As part of their refusal to accept the election results, President Donald Trump’s supporters are gathering in Washington on Wednesday. A highlight of the chaotic event will be the “Stop the Steal” rally staged at the Ellipse, the 52-acre park just south of the White House, where Trump has said he’ll speak to the masses. But this won’t be the first time that the backers of an embattled chief executive rallied there. A half-century ago, the Ellipse quite literally became contested terrain in a furious fight over the Vietnam War.
In the spring of 1970, antiwar protests escalated after the stunning revelation that President Richard Nixon had widened the war to include incursions into Cambodia. Strikes spread across 350 campuses that May, with an estimated quarter of all college students in America taking part. Some protests turned ugly, with 30 ROTC buildings burned or bombed. National Guard units were deployed to restore order in 16 states, but their intervention — which famously led to the deaths of a half-dozen students at Kent State and Jackson State universities — only made things worse.
Ultimately, over 75 colleges and universities decided to shut down for the rest of the academic year. Rather than curb the protests, the closures only helped channel demonstrators to Washington, where they sought congressional support for the antiwar cause. (In some cases, the migration of colleges to the capital was almost complete; virtually every person from Haverford College in Pennsylvania went to Washington — 575 of 640 students, 40 of 70 faculty members and 10 of 12 administrators.)
On May 9, 1970, nearly 100,000 antiwar protestors gathered on the Ellipse for a massive rally.
The White House tried to seal the president off from the protest, creating a “moatlike ring of 59 city buses, parked bumper to bumper along Executive Avenue.” But in the early morning before the rally, the president snuck out of the executive residence, with his personal valet and some “petrified” Secret Service agents in tow, to engage the activists face to face at the Lincoln Memorial. The results were surreal. The president told the students it was “all right” that they had come “to demonstrate and shout your slogans on the Ellipse,” as long as they kept it peaceful. He awkwardly tried to make small talk but soon beat a retreat. As the presidential limo pulled away, a student ran alongside, flashing a middle finger. “Right in the same window, right in the bearded young face, Nixon put up his own fist and extended his middle finger, too,” reporter Tom Wicker remembered. “They understood each other.”

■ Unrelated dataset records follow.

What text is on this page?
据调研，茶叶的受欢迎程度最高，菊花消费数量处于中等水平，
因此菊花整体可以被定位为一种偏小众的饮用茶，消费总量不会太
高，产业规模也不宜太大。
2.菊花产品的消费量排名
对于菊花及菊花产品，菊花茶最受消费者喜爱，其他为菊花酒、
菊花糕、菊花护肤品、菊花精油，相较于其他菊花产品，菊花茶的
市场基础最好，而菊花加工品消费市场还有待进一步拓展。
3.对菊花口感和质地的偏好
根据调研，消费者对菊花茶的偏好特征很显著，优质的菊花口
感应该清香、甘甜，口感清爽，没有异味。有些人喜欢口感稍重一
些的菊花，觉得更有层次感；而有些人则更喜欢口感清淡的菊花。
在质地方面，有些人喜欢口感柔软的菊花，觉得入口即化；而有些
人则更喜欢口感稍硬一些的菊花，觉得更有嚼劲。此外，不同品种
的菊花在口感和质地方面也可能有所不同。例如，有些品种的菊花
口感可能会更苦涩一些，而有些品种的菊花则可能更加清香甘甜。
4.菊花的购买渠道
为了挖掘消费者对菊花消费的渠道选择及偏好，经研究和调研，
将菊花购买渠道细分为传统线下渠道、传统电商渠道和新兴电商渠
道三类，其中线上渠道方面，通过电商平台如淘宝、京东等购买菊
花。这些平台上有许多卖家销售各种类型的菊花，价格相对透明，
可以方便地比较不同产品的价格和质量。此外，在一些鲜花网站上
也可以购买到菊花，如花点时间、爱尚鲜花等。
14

The rally itself was meant as a giant middle finger to Nixon. By midmorning, the Ellipse’s lawns were filled by what a news report characterized as a massive crowd of “bare-chested boys and bra-less girls” who had come to challenge the chief executive. Speakers like Jane Fonda and Coretta Scott King denounced his expansion of the war; the crowd chanted antiwar slogans and obscenities about the president.
The rally itself was meant as a giant middle finger to Nixon.
As afternoon temperatures reached the 90s, though, the rally began to disperse. Seven hundred people took part in a procession that took coffins labeled “America” and “Viet Dead” to the gates of Arlington National Cemetery, while smaller groups scattered around the city to fight with police or a small contingent of swastika-wearing Nazis. Most, however, simply dispersed.
The Ellipse event lingered in Nixon’s mind, with his aides frantically searching for a way to counteract the rally. A few weeks later, the evangelist Billy Graham and the comedian Bob Hope revealed the administration’s answer — “Honor America Day,” an amazing spectacle arrayed across the capital’s major monuments on the Fourth of July.
The day began with a morning religious service led by Graham at the Lincoln Memorial and ended with an entertainment extravaganza emceed by Hope at the Washington Monument. But the centerpiece was a midday movement of the so-called Silent Majority to reclaim the Ellipse.